The restriction enzyme I used is not listed in the process_radtags program. Will you add it?

Yes! We are happy to add restriction enzymes to the process_radtags program. However, we ask that in exchange for adding it you will be willing to try it out on your data and let us know that it is working correctly. We could simply add all the restriction enzymes available, but we want to make sure the code works right and we don’t have access to all those types of data.

In addition, you can specify the --disable_rad_check flag to the process_radtags program to stop it from checking the integrity of the RAD site. Of course, this will affect the quality of the data input to Stacks.

What are the input and output data formats for Stacks?
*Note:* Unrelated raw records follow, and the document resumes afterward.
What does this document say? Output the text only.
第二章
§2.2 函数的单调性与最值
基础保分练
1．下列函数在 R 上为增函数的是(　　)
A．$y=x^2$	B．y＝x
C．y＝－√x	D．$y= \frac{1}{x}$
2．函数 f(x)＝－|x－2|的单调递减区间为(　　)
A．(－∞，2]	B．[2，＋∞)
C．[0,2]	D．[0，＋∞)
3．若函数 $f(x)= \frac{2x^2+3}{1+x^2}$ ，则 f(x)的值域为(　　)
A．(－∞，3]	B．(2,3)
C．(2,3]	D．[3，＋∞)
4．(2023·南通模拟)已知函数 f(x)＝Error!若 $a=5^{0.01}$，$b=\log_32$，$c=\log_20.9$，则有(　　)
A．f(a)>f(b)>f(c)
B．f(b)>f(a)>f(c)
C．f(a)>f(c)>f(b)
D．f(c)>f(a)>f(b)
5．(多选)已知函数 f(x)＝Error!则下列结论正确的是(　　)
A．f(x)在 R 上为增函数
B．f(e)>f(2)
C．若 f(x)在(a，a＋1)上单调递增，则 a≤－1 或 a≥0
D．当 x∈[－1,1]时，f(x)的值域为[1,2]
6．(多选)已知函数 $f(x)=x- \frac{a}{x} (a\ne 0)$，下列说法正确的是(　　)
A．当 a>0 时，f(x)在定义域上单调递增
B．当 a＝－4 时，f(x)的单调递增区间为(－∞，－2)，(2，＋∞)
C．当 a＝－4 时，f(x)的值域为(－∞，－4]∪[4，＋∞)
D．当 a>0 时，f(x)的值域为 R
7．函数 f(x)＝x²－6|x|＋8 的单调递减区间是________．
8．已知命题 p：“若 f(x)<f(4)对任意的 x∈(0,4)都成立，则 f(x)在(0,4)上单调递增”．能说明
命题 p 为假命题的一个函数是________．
In the de novo case, data is read by the ustacks program and it currently can read either FASTA, FASTQ, or BAM formats. When a reference genome is available, aligned data is read by the gstacks program and either SAM or BAM formats can be input.

The populations program can output SNP locations in the VCF format. It will also generate summary statistics and compute population genetic measures such as π, heterozygosity, FIS within populations and FST between populations, and these data will be exported in tab-separated format. It can also output data formatted for the GenePop program, for Structure, as well as for standard phylogenetic programs that can read Phylip files. The populations program can also output the alleles from each locus in each individual as a set of FASTA sequences and it can output data for a number of phasing programs such as PHASE, fastPHASE, Beagle, and Plink.

What do the fields mean in Stacks output files?

See the Stacks manual.

Can Stacks be run in Galaxy?

Yes! Support for Stacks in Galaxy has been kindly added by Yvan Le Bras. You can find more information on how to set it up here.

Does Stacks take advantage of sequencing quality scores?

No, however, Stacks expects data to be strenuously filtered prior to running the pipeline.